A new study says you can use your brain’s natural ability to feel pain to treat a chronic illness, while simultaneously alleviating your heart disease risk.
“Brain chemistry is the one thing that’s not fully understood and is really critical to understanding how our brains work,” said Dr. Jeffrey R. Weiler, an associate professor of medicine at Emory University School of Medicine and director of the Emory Brain Health Institute.
“We want to be able to predict how people with disease will respond and tailor our treatments accordingly.

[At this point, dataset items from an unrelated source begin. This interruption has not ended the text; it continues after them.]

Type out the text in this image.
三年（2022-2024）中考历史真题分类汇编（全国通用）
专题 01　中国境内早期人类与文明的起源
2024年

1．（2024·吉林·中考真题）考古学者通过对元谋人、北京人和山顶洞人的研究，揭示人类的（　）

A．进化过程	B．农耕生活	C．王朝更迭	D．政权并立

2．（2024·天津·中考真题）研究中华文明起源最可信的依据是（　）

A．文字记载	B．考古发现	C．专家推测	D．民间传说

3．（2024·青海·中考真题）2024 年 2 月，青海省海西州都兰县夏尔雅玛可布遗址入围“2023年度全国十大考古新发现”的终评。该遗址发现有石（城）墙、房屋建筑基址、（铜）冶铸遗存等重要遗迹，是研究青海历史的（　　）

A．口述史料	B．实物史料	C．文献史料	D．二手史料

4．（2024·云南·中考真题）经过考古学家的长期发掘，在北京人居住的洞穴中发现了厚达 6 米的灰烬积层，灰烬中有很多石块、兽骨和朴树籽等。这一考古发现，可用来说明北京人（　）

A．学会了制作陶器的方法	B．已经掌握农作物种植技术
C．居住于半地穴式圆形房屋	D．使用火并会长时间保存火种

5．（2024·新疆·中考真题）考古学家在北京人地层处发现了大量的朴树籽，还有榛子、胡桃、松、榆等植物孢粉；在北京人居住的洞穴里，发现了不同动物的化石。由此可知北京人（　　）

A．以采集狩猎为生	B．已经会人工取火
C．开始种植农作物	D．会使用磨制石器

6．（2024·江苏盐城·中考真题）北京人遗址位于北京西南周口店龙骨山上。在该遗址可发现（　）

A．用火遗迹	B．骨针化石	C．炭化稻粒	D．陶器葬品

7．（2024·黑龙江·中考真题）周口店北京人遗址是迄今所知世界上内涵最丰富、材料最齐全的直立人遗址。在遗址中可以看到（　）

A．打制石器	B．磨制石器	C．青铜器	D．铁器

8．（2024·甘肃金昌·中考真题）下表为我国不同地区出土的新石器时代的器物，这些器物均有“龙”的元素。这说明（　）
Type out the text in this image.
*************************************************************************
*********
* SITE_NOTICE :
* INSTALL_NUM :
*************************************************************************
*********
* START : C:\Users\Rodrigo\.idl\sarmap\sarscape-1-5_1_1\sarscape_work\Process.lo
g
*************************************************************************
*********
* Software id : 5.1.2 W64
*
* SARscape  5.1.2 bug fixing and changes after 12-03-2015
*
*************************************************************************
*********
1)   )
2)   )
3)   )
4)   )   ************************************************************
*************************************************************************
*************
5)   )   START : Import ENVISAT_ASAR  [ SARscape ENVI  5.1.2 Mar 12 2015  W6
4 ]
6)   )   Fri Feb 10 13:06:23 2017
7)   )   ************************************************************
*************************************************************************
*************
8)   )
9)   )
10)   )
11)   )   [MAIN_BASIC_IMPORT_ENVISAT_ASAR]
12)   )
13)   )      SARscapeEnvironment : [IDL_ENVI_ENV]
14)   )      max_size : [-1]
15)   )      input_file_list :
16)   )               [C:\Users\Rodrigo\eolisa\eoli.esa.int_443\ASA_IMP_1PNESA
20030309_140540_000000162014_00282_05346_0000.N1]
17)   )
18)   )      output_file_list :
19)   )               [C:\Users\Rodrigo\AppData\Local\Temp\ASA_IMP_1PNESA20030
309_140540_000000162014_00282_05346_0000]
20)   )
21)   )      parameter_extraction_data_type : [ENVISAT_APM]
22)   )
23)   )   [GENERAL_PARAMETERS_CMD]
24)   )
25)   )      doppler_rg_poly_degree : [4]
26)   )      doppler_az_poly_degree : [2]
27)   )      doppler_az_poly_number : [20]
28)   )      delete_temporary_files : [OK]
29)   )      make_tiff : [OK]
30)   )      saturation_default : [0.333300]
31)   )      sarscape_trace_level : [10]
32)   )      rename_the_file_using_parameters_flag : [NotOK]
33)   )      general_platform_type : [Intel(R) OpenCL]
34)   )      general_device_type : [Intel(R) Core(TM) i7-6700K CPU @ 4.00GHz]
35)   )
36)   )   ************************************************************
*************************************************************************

This study is a first step toward that.”
Weiler, who presented his findings at the American Heart Association’s Scientific Sessions in Houston, Texas, said the findings are not a cure for heart disease but instead a means to help the average person with chronic conditions.
“We really want to understand the neurobiological mechanisms of pain, because it’s very, very important to understand how the brain can be activated to regulate pain,” he said.
He said the study used a variety of imaging techniques and techniques that are not typically used in the field, including PET, magnetic resonance imaging (MRI), computed tomography (CT), and transcranial direct current stimulation (tDCS).
Tests were conducted at both the Emile Hospital in Houston and the Emure Hospital in Atlanta, Georgia, to determine how the pain is translated to brain activity, and how the stimulation affects the brain.
The results, which were published in the journal PLoS ONE, found that the brain activity that resulted in pain relief could be translated into pain relief in the long term.
Treatments based on the brain’s pain-relieving ability can be given for as little as a few weeks, Weiler said.
“There are studies showing people can go from being on a painkiller to having a pain-free day,” he added.
“That’s really important because it helps to have a cure.”
Treatment options include medication to relieve pain, or therapy that aims to strengthen the connections between the brain and the body.
Weilers work at Emure’s Emile-Covid-19 center, where he works on treatments for heart failure, chronic pain, and stroke.